Дорота.Как ты познакомился с ней? Когда был дома?
Януш.Да, мы познакомились благодаря моему кузену, который учился в торуньской школе. Форма и профессия моряка-рыболова придавали мне известную привлекательность.
Дорота.Ну конечно же, это ведь так романтично.
Януш.Да. Она была брюнеткой с короткими волосами, но выглядела по-девичьи мило. Когда она смеялась, мне казалось, будто колокольчик звонит. Она была нежной и улыбчивой. Ее звали Мария, и я влюбился в нее. Она тоже что-то чувствовала ко мне, и мы дали слово, что будем «ходить» друг с другом. Так это тогда называлось, когда девушка с парнем начинали встречаться.
Дорота.Что — встречаться на расстоянии?
Януш.Вот именно, в этом-то вся проблема. Влюбленные склонны верить, что будут ждать друг друга. Мне казалось, что если я могу любить на расстоянии свою мать, то смогу любить и другую женщину. И не видел в этом никакой проблемы.

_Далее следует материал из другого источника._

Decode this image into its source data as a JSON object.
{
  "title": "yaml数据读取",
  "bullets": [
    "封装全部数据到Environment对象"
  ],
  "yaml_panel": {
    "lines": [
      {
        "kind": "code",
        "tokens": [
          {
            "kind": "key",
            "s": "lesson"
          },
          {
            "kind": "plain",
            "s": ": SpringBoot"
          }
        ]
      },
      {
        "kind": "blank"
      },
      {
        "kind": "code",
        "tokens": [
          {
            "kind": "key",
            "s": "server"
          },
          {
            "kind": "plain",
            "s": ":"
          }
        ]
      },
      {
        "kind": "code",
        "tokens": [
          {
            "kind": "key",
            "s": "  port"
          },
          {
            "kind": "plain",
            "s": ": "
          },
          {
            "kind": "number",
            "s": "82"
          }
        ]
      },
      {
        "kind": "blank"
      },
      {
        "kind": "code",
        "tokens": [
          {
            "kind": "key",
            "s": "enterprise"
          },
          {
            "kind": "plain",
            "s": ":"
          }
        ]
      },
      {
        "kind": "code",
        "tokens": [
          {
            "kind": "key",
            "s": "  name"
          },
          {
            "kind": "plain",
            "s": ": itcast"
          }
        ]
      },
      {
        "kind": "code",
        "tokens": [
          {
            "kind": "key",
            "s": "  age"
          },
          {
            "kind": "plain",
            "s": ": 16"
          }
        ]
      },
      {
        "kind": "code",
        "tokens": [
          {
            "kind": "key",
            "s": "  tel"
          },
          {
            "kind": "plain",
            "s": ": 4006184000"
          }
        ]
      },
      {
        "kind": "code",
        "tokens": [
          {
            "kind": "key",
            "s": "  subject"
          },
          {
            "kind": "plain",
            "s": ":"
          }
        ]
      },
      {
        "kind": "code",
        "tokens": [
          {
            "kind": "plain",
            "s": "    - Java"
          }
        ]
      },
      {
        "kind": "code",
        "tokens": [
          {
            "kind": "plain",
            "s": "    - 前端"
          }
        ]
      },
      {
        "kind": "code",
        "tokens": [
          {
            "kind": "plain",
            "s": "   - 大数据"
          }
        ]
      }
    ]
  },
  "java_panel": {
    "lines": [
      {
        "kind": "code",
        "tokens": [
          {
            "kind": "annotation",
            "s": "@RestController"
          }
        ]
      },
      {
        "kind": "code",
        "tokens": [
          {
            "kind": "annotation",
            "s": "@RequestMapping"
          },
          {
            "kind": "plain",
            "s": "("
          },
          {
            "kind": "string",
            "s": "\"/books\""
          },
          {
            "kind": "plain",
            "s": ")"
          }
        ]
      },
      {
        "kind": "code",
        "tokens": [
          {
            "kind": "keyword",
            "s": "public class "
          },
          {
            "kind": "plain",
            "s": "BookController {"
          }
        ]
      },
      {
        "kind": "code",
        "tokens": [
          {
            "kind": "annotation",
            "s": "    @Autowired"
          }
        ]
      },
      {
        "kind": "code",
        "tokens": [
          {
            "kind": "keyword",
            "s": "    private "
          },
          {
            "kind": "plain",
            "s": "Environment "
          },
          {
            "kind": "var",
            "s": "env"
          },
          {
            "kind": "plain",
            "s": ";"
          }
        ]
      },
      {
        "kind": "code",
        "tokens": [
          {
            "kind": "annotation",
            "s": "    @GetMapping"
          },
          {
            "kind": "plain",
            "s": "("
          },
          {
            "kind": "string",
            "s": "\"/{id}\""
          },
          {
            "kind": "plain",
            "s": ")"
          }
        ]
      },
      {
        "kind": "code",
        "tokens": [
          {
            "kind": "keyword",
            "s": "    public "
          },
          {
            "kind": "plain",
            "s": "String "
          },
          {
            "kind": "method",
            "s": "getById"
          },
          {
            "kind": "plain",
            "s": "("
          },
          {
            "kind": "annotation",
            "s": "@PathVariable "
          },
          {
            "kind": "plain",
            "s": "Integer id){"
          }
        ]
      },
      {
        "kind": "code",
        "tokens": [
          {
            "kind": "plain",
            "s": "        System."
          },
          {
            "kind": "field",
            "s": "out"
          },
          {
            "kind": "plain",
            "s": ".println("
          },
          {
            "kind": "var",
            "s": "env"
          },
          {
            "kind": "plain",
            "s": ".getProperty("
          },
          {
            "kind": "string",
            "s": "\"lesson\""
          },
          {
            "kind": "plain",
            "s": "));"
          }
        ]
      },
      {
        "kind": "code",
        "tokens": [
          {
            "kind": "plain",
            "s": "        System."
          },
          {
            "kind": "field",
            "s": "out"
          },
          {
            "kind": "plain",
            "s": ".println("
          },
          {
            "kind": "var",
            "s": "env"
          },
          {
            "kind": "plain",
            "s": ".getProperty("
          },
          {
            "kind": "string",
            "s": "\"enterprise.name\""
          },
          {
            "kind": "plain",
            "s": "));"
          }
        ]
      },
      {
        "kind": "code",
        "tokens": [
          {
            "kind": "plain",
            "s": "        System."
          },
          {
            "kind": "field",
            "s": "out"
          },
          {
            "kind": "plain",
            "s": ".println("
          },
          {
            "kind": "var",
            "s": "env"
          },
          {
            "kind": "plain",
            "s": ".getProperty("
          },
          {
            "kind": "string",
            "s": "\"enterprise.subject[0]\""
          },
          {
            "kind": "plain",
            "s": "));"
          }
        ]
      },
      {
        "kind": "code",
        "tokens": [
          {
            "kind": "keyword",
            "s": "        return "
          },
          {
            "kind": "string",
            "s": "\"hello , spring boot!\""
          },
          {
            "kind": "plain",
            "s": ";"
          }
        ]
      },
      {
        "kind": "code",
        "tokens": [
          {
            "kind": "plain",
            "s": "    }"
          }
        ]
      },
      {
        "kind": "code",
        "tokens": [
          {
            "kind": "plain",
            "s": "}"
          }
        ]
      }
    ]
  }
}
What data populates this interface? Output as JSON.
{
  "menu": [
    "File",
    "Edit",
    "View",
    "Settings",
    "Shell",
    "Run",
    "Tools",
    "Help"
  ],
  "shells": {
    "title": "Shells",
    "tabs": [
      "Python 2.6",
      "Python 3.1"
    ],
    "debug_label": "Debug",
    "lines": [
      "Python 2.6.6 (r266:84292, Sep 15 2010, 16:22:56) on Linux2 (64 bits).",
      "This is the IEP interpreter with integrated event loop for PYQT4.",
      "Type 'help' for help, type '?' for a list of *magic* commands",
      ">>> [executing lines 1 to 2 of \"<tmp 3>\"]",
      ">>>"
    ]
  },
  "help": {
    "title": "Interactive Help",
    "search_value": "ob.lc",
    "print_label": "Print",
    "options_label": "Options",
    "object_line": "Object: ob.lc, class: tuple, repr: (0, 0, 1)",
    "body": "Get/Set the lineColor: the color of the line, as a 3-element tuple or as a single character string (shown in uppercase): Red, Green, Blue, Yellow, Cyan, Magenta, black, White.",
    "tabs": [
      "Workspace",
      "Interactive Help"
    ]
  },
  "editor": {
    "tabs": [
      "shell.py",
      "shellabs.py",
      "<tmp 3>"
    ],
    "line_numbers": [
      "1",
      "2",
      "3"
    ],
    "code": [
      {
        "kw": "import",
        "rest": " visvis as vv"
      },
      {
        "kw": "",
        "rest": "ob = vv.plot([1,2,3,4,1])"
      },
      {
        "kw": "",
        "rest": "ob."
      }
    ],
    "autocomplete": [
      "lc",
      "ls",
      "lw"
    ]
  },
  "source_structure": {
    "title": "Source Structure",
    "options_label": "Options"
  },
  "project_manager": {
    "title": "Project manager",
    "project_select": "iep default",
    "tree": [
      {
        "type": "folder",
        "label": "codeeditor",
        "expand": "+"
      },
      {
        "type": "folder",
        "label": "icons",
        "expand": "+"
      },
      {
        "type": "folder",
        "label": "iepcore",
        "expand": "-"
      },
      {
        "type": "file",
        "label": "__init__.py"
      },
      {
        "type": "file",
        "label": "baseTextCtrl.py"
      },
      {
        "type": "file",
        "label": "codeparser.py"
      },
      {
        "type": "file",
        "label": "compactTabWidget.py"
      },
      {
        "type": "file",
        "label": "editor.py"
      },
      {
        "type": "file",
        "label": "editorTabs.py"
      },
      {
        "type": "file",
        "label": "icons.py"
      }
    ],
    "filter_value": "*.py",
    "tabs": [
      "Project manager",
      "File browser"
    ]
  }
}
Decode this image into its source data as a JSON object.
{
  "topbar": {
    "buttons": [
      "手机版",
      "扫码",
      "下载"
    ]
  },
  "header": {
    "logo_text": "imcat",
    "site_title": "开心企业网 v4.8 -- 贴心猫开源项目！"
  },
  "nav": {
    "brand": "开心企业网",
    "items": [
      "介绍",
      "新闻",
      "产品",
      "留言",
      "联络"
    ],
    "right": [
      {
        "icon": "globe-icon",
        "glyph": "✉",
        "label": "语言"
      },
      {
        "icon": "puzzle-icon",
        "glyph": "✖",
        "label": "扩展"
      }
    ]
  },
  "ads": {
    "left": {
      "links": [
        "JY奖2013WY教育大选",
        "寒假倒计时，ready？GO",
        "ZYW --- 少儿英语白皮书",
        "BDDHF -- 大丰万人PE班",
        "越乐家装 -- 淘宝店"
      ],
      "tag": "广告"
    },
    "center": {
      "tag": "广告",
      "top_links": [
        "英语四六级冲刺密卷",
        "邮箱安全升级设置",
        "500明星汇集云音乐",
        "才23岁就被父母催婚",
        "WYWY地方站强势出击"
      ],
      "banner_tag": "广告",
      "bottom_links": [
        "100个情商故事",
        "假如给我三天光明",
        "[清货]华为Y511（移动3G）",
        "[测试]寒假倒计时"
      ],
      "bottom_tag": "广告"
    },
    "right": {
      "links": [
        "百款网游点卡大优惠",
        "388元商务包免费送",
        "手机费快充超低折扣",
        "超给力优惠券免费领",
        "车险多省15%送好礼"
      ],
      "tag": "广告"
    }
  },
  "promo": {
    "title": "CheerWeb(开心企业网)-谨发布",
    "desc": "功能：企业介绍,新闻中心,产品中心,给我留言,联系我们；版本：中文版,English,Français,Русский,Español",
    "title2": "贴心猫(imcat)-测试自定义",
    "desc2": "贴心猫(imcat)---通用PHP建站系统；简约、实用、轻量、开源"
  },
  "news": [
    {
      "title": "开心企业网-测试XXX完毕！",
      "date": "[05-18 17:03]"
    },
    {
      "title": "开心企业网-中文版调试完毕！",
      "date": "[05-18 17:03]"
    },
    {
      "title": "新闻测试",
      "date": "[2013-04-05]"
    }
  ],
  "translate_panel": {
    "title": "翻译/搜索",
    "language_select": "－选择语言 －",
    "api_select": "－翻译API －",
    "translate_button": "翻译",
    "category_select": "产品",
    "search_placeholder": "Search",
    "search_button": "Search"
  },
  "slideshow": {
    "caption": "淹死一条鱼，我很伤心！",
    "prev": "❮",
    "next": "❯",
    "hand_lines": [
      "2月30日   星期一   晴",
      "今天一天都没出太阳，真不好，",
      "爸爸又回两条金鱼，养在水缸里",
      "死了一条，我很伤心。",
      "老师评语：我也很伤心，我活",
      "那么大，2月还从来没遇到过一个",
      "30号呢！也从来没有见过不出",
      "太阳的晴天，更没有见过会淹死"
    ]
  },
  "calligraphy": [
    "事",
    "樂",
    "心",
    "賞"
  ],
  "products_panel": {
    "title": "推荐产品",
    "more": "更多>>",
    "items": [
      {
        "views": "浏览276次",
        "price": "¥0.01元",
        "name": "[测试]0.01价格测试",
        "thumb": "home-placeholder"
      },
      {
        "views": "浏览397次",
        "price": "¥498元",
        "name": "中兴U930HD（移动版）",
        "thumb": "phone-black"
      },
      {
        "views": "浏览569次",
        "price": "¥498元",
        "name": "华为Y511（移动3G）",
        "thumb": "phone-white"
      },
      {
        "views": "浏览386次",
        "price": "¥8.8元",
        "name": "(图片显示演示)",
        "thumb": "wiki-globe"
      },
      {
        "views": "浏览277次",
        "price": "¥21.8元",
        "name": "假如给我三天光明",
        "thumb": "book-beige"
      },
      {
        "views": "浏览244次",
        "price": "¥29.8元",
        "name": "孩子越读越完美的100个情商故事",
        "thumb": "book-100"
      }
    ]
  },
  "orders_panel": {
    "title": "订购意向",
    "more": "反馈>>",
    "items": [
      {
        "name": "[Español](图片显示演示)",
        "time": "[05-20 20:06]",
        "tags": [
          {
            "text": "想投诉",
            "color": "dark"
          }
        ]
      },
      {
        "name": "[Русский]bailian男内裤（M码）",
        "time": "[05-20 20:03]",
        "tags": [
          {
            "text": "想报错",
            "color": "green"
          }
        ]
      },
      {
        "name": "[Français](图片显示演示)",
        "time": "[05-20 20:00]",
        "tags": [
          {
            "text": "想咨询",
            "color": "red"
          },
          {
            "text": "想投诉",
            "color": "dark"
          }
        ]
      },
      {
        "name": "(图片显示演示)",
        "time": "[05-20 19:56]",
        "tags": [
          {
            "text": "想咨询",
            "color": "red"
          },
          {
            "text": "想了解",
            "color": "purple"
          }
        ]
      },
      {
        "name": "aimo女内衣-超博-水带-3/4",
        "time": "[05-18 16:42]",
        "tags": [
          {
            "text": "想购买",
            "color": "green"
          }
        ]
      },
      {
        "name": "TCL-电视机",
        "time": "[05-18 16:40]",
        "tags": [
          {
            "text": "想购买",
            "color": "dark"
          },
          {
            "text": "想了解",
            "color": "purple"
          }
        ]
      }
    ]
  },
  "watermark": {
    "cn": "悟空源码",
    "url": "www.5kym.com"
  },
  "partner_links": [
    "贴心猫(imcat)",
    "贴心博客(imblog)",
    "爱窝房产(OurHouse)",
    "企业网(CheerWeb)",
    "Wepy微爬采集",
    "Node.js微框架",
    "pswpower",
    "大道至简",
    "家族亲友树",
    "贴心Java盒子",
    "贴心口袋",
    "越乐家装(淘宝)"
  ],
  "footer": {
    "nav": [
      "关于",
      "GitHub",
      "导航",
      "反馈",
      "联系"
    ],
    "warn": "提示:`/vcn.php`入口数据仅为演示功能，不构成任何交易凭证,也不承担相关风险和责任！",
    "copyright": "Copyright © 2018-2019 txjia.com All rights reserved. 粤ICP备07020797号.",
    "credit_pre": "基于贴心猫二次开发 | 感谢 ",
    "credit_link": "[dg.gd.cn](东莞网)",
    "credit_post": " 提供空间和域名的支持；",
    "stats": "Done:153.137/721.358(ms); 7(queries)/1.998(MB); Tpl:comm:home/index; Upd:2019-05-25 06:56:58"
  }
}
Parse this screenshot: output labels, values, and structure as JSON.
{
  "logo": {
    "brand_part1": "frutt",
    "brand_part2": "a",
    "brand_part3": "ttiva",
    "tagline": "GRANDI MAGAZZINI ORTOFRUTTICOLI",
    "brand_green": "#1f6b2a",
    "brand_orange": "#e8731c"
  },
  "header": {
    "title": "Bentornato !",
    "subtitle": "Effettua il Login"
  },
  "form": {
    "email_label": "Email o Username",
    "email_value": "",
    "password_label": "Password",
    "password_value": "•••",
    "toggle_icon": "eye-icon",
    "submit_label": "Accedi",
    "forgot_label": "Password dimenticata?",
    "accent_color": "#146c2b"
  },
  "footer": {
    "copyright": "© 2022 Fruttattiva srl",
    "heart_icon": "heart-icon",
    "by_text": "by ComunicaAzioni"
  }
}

Дорота.А она тоже так думала?
Януш.Так мне казалось тогда, после наивных обещаний, которые мы давали, убеждая друг друга, что до сочельника осталось всего лишь три месяца. Такие интервалы назначались между встречами. У нас не было денег на частые приезды, и мы могли встречаться лишь по праздникам. Однако я изо всех сил стремился, чтобы наши встречи были чаще. Дорога домой по маршруту Варшава—Колобжег в вагоне, полном пьяных солдат, занимала десять часов. Но я проделал ее не раз, чтобы провести с Марией хотя бы несколько часов, а уже к понедельнику вернуться на занятия в училище. К сожалению, оказалось, что к этой любви на расстоянии я отнесся более серьезно, чем она. Для меня это был удобный союз: я очень много занимался, а наши отношения отнимали у меня совсем немного времени, мне даже не надо было ходить на свидания (смеется).И по сей день мои связи с женщинами на расстоянии намного.крепче. Это, наверное, очень эгоистично, но для меня это важно, что они не крадут у меня времени, которое я предназначаю для реализации собственных планов. А тогда у меня была девушка, которую я любил, по крайней мере, мне казалось, что я был влюблен. Я знал, что где-то кто-то ждет меня, но в то же время у меня оставалось время и для достижения наилучших результатов в учебе, и для того, чтобы делать все, что мне захочется. Уже тогда я увлекался физикой. Но Мария не была готова к отношениям на расстоянии и, бросив меня, познакомилась с другим парнем. Я переживал это расставание очень болезненно. Время влюбленности было необыкновенным, до сих пор я помню, как однажды губами коснулся ее груди через толстый синий свитер, пахнущий стиральным порошком «Ы». Этот поцелуй был очень робким. Но таким чудесным.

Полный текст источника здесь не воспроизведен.